The key musical skills that I teach: performing, composing/improvising, appraising, and application/understanding; are quintessential to good musical foundation. The implementation and utilization of these skill sets on both ends of the educational spectrum (teacher and student) are a curricular recipe for academic and professional success.

As a teacher of vocal music, my goal is to have students experience the joy of singing and become lifelong learners. To this end, I will develop studentsí fundamental music skills and a basic understanding of vocal technique. My method and techniques with piano and guitar students are similar. Music appreciation will be fostered by guiding them in the art of educated listening and becoming engaged audience participants, as well as focusing on expressive abilities. Basic compositional and improvisatory techniques are not the sole provenance of theory majors; they are indispensable to both the classical and contemporary performer. They enable the performer to exhibit the flexibility necessary to perform effectively in all conditions. I include improvisatory technique in my lessons and incorporate counterpoint realization in my piano and guitar lessons.

I will structure my courses to the intended audience whether it is a classroom full of music majors, a group who is filling an elective, or an eclectic mix. I will instill an appreciation for a variety of musical genres and create a broader understanding of diverse cultures and traditions. 

As a peer, educator, and professional, it is vital to plan effectively, to adjust to the unexpected, to be flexible and open to suggestions from colleagues and students. In the performing arts, aesthetic expression and tolerance for differences in skills must be addressed. I will be accessible to students for extra help, review and guidance, as well as to my peers. Professorial appraisal allows students to internalize an appraising rubric by which they can gauge their own musical progress.

As an educator, I endeavor not only to draw on textbook knowledge, but also on my personal experiences, both positive and negative. Working actively as a classical musician, I have experienced my share of trials and tribulations. As a performer, my experiences have run the gamut from singing while ill to blissful, smooth performances.
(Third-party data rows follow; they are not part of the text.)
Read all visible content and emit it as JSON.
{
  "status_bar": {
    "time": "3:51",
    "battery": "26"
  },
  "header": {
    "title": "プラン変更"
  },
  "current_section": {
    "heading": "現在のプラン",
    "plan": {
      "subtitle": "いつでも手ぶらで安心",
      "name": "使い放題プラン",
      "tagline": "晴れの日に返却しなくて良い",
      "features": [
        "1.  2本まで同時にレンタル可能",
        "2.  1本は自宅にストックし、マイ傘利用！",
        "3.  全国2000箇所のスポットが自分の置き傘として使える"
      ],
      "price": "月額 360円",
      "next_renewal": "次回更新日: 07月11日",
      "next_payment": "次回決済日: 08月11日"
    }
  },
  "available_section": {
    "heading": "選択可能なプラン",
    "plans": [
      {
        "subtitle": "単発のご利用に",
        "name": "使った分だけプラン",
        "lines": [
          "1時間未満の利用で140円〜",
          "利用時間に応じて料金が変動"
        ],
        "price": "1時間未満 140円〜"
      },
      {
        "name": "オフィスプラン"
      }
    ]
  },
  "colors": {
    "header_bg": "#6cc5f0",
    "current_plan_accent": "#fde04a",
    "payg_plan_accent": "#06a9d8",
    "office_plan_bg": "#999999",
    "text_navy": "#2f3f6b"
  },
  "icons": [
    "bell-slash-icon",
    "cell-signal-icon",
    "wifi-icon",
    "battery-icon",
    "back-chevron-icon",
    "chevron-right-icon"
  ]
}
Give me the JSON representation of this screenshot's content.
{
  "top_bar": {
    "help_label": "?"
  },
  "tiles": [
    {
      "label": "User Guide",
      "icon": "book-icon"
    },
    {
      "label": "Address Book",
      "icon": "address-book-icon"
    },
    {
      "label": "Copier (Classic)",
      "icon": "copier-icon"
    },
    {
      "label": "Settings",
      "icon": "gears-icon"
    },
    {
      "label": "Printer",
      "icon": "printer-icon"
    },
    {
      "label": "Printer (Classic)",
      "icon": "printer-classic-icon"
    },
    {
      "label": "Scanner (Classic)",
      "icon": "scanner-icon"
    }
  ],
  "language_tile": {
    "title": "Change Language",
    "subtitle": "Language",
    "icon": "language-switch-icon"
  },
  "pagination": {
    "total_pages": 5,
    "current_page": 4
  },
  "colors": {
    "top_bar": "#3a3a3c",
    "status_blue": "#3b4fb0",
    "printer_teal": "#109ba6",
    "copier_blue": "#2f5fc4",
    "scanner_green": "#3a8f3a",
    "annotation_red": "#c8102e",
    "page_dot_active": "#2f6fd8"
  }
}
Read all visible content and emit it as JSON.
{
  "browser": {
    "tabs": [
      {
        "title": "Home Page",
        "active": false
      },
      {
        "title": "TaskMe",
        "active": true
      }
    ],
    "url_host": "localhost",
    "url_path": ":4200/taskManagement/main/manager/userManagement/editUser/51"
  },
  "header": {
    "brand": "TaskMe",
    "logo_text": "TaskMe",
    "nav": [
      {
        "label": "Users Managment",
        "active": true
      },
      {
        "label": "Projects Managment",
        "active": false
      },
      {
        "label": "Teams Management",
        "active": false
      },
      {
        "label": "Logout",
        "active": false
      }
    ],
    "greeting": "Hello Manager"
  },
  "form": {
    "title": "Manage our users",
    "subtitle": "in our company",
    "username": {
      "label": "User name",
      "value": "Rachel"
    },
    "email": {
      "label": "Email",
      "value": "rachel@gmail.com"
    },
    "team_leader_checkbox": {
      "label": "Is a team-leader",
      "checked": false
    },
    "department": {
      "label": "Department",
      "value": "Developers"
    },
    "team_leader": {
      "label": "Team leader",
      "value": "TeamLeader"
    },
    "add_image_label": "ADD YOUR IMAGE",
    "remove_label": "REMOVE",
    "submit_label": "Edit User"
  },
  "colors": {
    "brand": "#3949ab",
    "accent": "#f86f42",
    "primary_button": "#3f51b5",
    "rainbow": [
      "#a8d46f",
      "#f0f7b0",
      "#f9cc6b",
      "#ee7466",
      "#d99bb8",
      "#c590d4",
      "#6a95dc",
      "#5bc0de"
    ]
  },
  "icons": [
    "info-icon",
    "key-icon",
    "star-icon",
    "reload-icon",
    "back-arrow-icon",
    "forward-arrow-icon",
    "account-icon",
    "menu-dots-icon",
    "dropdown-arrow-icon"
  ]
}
World travels with the Notre Dame Glee Club as well as my doctoral thesis on Japanese Western Classical Music have extensively broadened my repertoire. Working with One Ounce Opera has enabled me to adapt to a variety of venues and circumstances. I will cultivate opportunities for students to perform and I will provide artistic experiences for each student, whether as a soloist or member of an ensemble. It is important that they understand and are able to demonstrate that they can apply the skills they have learned in lessons and classes to the real world.

Another area of education to which I am admitantly committed is course cost reduction through Open Education Resources (OER). As a music division chiar, I am keenly aware that the overall cost of course and materials can act as an educational barrier for students. By providing free and quality textbooks and public domain sheet music wherever possible, I endeavor to keep additional course costs as close to $0.00 as possible. I personally loathe hidden costs and seek to avoid saddling my students with them.

A person who takes on the role of both educator and performer also takes on another role: he becomes an ambassador of his respective teaching field. Whatever he does in terms of personal growth must also been seen in terms of fostering academic growth within the educational setting. In these terms, it is my hope that by taking on these roles, I will not only serve to educate those I am working with directly, but function as someone who increases general interest and appreciation for classical music among the populace at large.